“I gotta feeling
That tonight’s gonna be a good night
That tonight’s gonna be a good, good night”
- Adams, William; Ferguson, Stacy; Gomez, Jaime; Guetta, David; Pineda, Allan; Riesterer, Frederick Jean. “I Gotta Feeling” Black Eyed Peas.
This spring, Black Eyed Peas tickets went on sale, and it seemed like a good idea at the time for my husband and I to go as a joint anniversary gift. The concert was for 08/03, and we’d be on the floor, general admission.
The last time I’d gone to a concert on the floor, general admission was for the Red Hot Chili Peppers in 1997. Before that ages me, know I was seven-years-old at the time. I was not prepared for the floor turning into a mosh pit. After getting sucked in a couple of times, my husband and I backed away from the action. We had a lot of fun, even if we weren’t moshing. I guess I was rusty from my moshing days in the 1980s (when I was in negative digits because I was so young).
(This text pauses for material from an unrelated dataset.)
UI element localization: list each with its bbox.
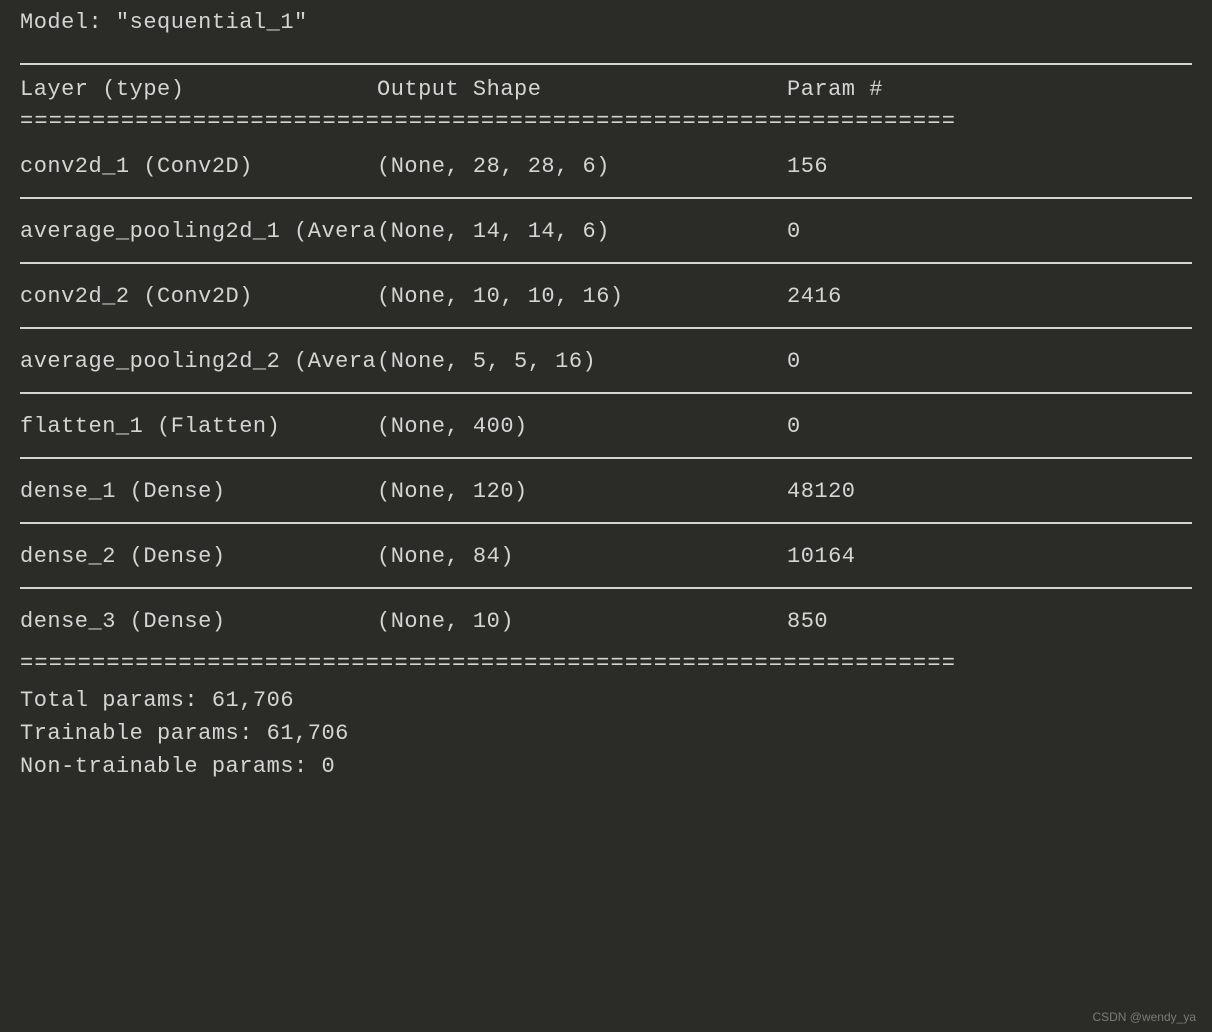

The day after the concert, a coworker said he saw me from his higher seat, and teased me for avoiding the mosh pit. He lamented how he wasn't on the floor and how I’d wasted being on the floor. I was a little embarrassed.
I like the Black Eyed Peas. They’re not my favorite band, since I gravitate towards alternative music. I know their songs especially since I’ve played them so many times for my students when subbing. And I figured there’d be plenty of dancing.
This past week, I’ve been reluctant about attending the concert. A friend of mine took his teen daughter the last time they came around, so I had visions of a bunch of barely teenagers with their parents. Or maybe it would be all older teens and college students. Either way, my husband I would look out of place.
Before the concert, my husband I got dinner right by Boston Garden (or, if you’re a fan of corporate names for your stadiums, TD Banknorth Garden). To go inside, I was carded. When I ordered a drink with dinner, I my I.D. was checked again. That made me happy. Maybe I wouldn’t look so out of place.
After I got my smiley face bracelet, we got to the floor, and I realized we weren’t out of place. There was a huge mix of ages, with the majority being somewhere in their 20s. And we weren’t too far from the stage.
Once the concert began, I realized there was a runner stage down the middle, and we were very close to that. So close, I can verify that Fergie and Will.I.Am are actual human beings. And over time, as gaps opened, my husband and I edged closer and closer to the stage. The photos and video make the stage look even farther than we were.
Here’s almost the exact music list:
The only down part was when my son called (who was supposed to call only in an emergency) because my daughter missed me at tuck in time. She rarely does this. It was a LITTLE inconvenient to leave the concert to call back. My husband went out to call first. It was hard for me to appreciate when one band member got up on a motorcycle that flew across the stadium. Then my husband texted me two times because he couldn’t find me. Of course, with me being 5’3” on a good day, that was not surprising. Once he located me, he gave me the message, and then I had to leave to deal with my bawling daughter.
Suddenly, I felt much older than the typical concert attendee.
Will.I.Am did a long DJ part, with samples of Michael Jackson, Journey, Annie Lennox, Kurt Cobain, and Bush.
If I had to drink a shot, every time Will.I.Am and Fergie mentioned “Boston”, I’d have alcohol poisoning. It reminded me of the time on the TV show “The Simpsons” when a band came to play in Springfield. The singer had the name of the town written on the back of his hand, and then made fun of the neighboring town of Shelbyville. Did you see that episode?
I sang and danced and had my arm in the air. During “Where is the Love”, everyone held up their cell phones to light the room. This was much easier than in the old days when I’d burn my fingers on a lighter when the metal got too hot.
On the way out, my husband looked for a “shortcut”. He does this in parking lots when there’s gridlock, often trying behind the store. There’s almost always a dead end. This time, he found an unmarked stairwell that (of course) nobody was using.
“I don’t think is a good idea,” I said.
He ignored me. Reluctantly, I followed him, wondering if the door would open from the other side if we needed to get back out. We went down the hallway.
Just as we got to the first set of stairs, I saw a woman who said, “Don’t let the door close!”
I ran back, but it was TOO LATE. I got to the door just as it clicked shut.
The woman (who was with three other people) explained, “The door at the bottom of the stairs has a sign that the alarm will sound.”
I knew nobody would hear us if we pounded on the door we’d come from. Should we wait for someone to make the same stupid mistake as the rest of us?
My husband said, “Let’s just open the door,” and began to head down the stairs. Exchanging looks, the rest of us followed him. When we were near the door with the offending sign, my husband opened it. A piercing shriek ripped through the air, and we hurried out the door. The funny thing was, on the other side there were so many people were on the street, I don’t think anyone noticed.
Then my husband and I walked home on a beautiful night.
A half-hour later, I checked e-mail and realized how exhausted I was from dancing and singing. Maybe I am getting old for this.